Searing ... Slim and unsentimental ... This is a simply written book, but rich with painful subtext ... These meditations give the writing grace and depth. It’s not enough to classify Stay True as a friendship memoir, or a coming-of-age story, a tale of immigration and assimilation, or a philosophical reflection. It is all these things and more, wrapped up in a meticulous rendering of a 90s California adolescence.
Stay True brims with Hsu’s ardent devotion to music ... Hsu’s memoir tells a story of the self. A memoir promises to be singular, relayed through personal experience so that only the one who lived it can write it. But Stay True is made of more than just the self, and Hsu writes as if maybe, were Ken still here, Ken would already be privy to what Hsu has written.
Hsu writes with clarity ... Although Stay True deals with a difficult subject, one can’t help take hope in the parallel story is Hsu’s literary success.
... becomes a remarkable examination of the experience of immigration and assimilation ... a questing exploration of the elusive nature of friendship as it shifts and reshapes with the passage of time.
Hsu seems to have total recall, and apparently some very thoroughgoing journals. He is adept at evoking the flavor of specific times and places through a pointillist buildup of small details. He conveys the quality of passing time at an age when every day brings a new lesson with lifelong reverberations ... Hsu makes us see how his and Ken’s and their friends’ stories are tossed on the sea of history, how identity takes shape from a thousand factors, how personalities flow into one another, how chance and destiny can be hard to tell apart. He had to write the book to perpetuate Ken and bring him to the attention of the world.

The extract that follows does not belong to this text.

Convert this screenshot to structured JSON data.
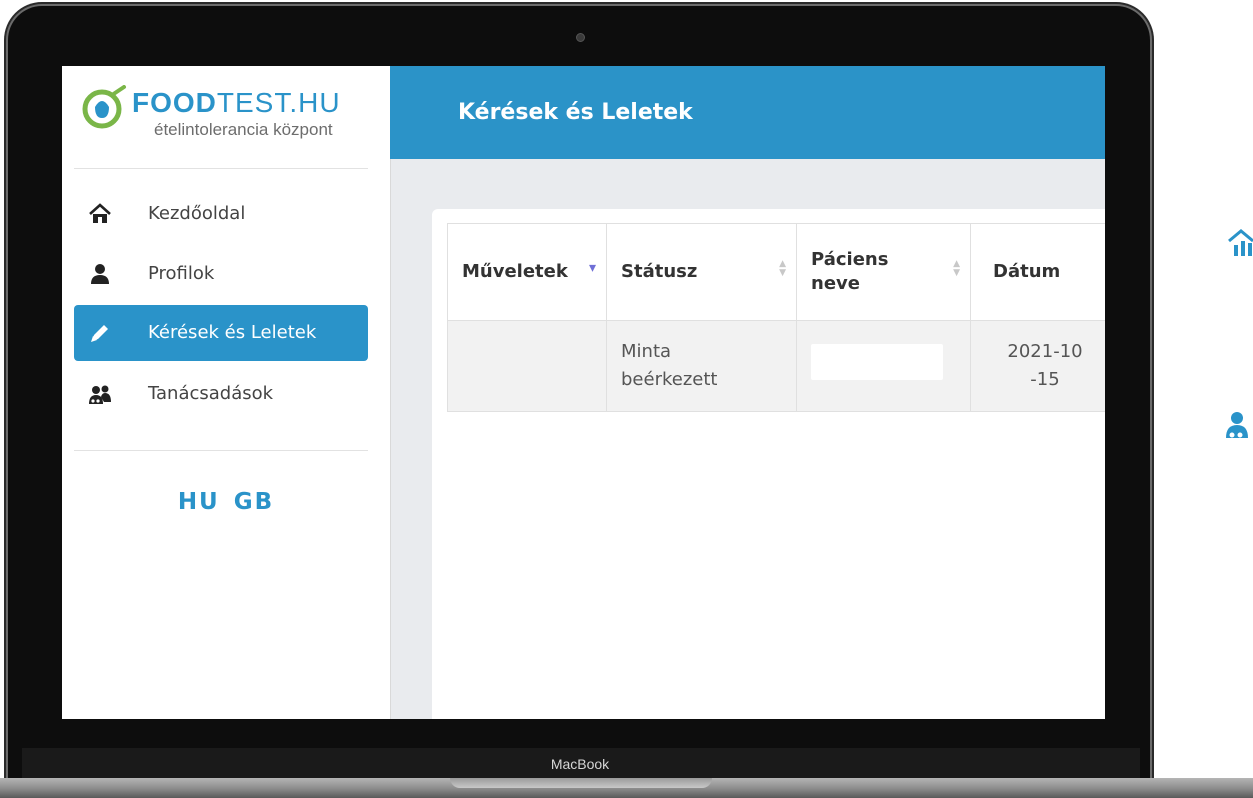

Truer than true, becoming a biography of friendship writ large and in specifics, Stay True brings in history, philosophy, art, and science ... In every luminously rereadable, every-way-wending sentence, that writing astonishes. On the shaky formation of the self, it is unself-conscious; on the incredible youthful desire to make oneself known, it is knowing. Exploring identity, authenticity, and nostalgia as concepts and as feelings, this is an absolute stunner.
Hsu braids music, art, and philosophy in his extraordinary debut ... Lyrical prose ... Hsu parses the grief of losing his friend and eloquently captures the power of friendship and unanswerable questions spurred in the wake of senseless violence. The result is at once a lucid snapshot of life in the nineties, an incredible story of reckoning, and a moving elegy to a fallen friend.

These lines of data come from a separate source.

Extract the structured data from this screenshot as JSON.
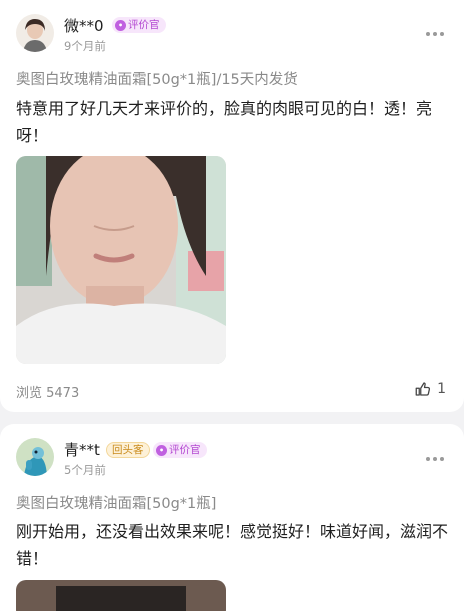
{
  "reviews": [
    {
      "username": "微**0",
      "badges": [
        {
          "type": "reviewer",
          "icon": "reviewer-badge-icon",
          "label": "评价官"
        }
      ],
      "time": "9个月前",
      "product": "奥图白玫瑰精油面霜[50g*1瓶]/15天内发货",
      "content": "特意用了好几天才来评价的，脸真的肉眼可见的白！透！亮呀！",
      "views": "浏览 5473",
      "likes": "1"
    },
    {
      "username": "青**t",
      "badges": [
        {
          "type": "repeat",
          "label": "回头客"
        },
        {
          "type": "reviewer",
          "icon": "reviewer-badge-icon",
          "label": "评价官"
        }
      ],
      "time": "5个月前",
      "product": "奥图白玫瑰精油面霜[50g*1瓶]",
      "content": "刚开始用，还没看出效果来呢！感觉挺好！味道好闻，滋润不错！"
    }
  ],
  "colors": {
    "reviewer_badge": "#c060e0",
    "repeat_badge": "#c98a1b",
    "muted_text": "#8a8a8a"
  }
}
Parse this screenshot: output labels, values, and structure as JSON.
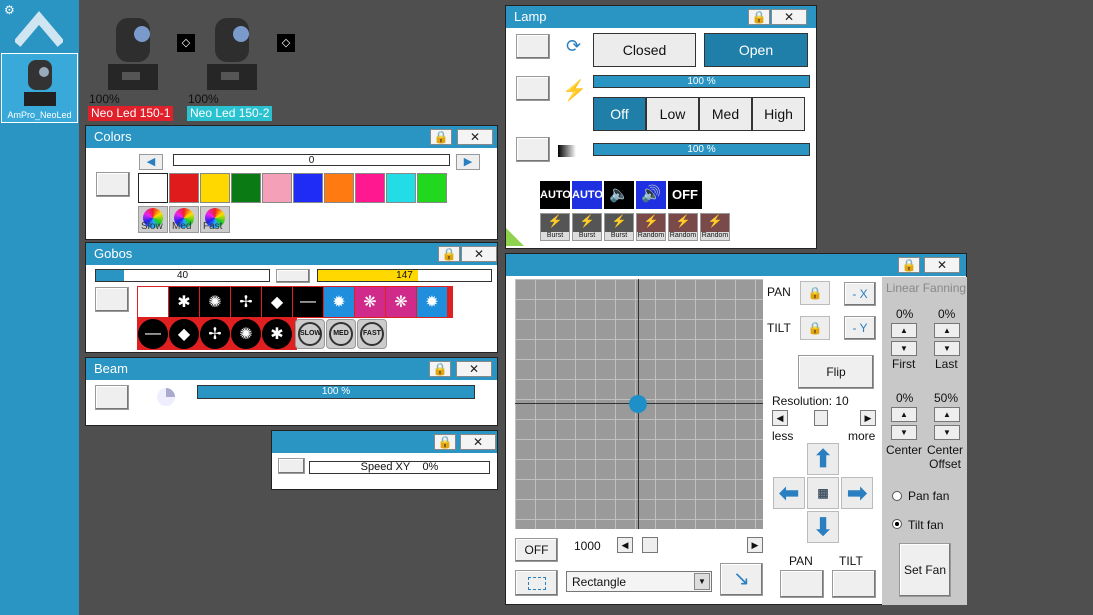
{
  "sidebar": {
    "item_label": "AmPro_NeoLed"
  },
  "fixtures": [
    {
      "pct": "100%",
      "name": "Neo Led 150-1",
      "color": "#e0202a"
    },
    {
      "pct": "100%",
      "name": "Neo Led 150-2",
      "color": "#2ac2d0"
    }
  ],
  "colors": {
    "title": "Colors",
    "value": "0",
    "palette": [
      "#ffffff",
      "#e01b1b",
      "#ffd800",
      "#0a7a14",
      "#f4a0b8",
      "#1f2cf5",
      "#ff7a10",
      "#ff1890",
      "#22dde6",
      "#22d81e"
    ],
    "speeds": [
      "Slow",
      "Med",
      "Fast"
    ]
  },
  "gobos": {
    "title": "Gobos",
    "value1": "40",
    "value2": "147",
    "row2_labels": [
      "SLOW",
      "MED",
      "FAST"
    ]
  },
  "beam": {
    "title": "Beam",
    "value": "100 %"
  },
  "speedxy": {
    "label": "Speed XY",
    "value": "0%"
  },
  "lamp": {
    "title": "Lamp",
    "closed": "Closed",
    "open": "Open",
    "bar1": "100 %",
    "bar2": "100 %",
    "levels": [
      "Off",
      "Low",
      "Med",
      "High"
    ],
    "auto1": "AUTO",
    "auto2": "AUTO",
    "off": "OFF",
    "bursts": [
      "Burst",
      "Burst",
      "Burst",
      "Random",
      "Random",
      "Random"
    ]
  },
  "pt": {
    "pan": "PAN",
    "tilt": "TILT",
    "invx": "- X",
    "invy": "- Y",
    "flip": "Flip",
    "resolution": "Resolution: 10",
    "less": "less",
    "more": "more",
    "off": "OFF",
    "speed": "1000",
    "shape": "Rectangle",
    "pan_bottom": "PAN",
    "tilt_bottom": "TILT"
  },
  "fanning": {
    "title": "Linear Fanning",
    "first_pct": "0%",
    "last_pct": "0%",
    "first": "First",
    "last": "Last",
    "center_pct": "0%",
    "offset_pct": "50%",
    "center": "Center",
    "center_offset": "Center\nOffset",
    "pan_fan": "Pan fan",
    "tilt_fan": "Tilt fan",
    "set_fan": "Set Fan"
  }
}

This memoir is masterfully structured and exquisitely written. Hsu’s voice shimmers with tenderness and vulnerability as he meticulously reconstructs his memories of a nurturing, compassionate friendship. The protagonists’ Asian American identities are nuanced, never serving as the defining element of the story, and the author creates a cast of gorgeously balanced characters ... A stunning, intricate memoir about friendship, grief, and memory.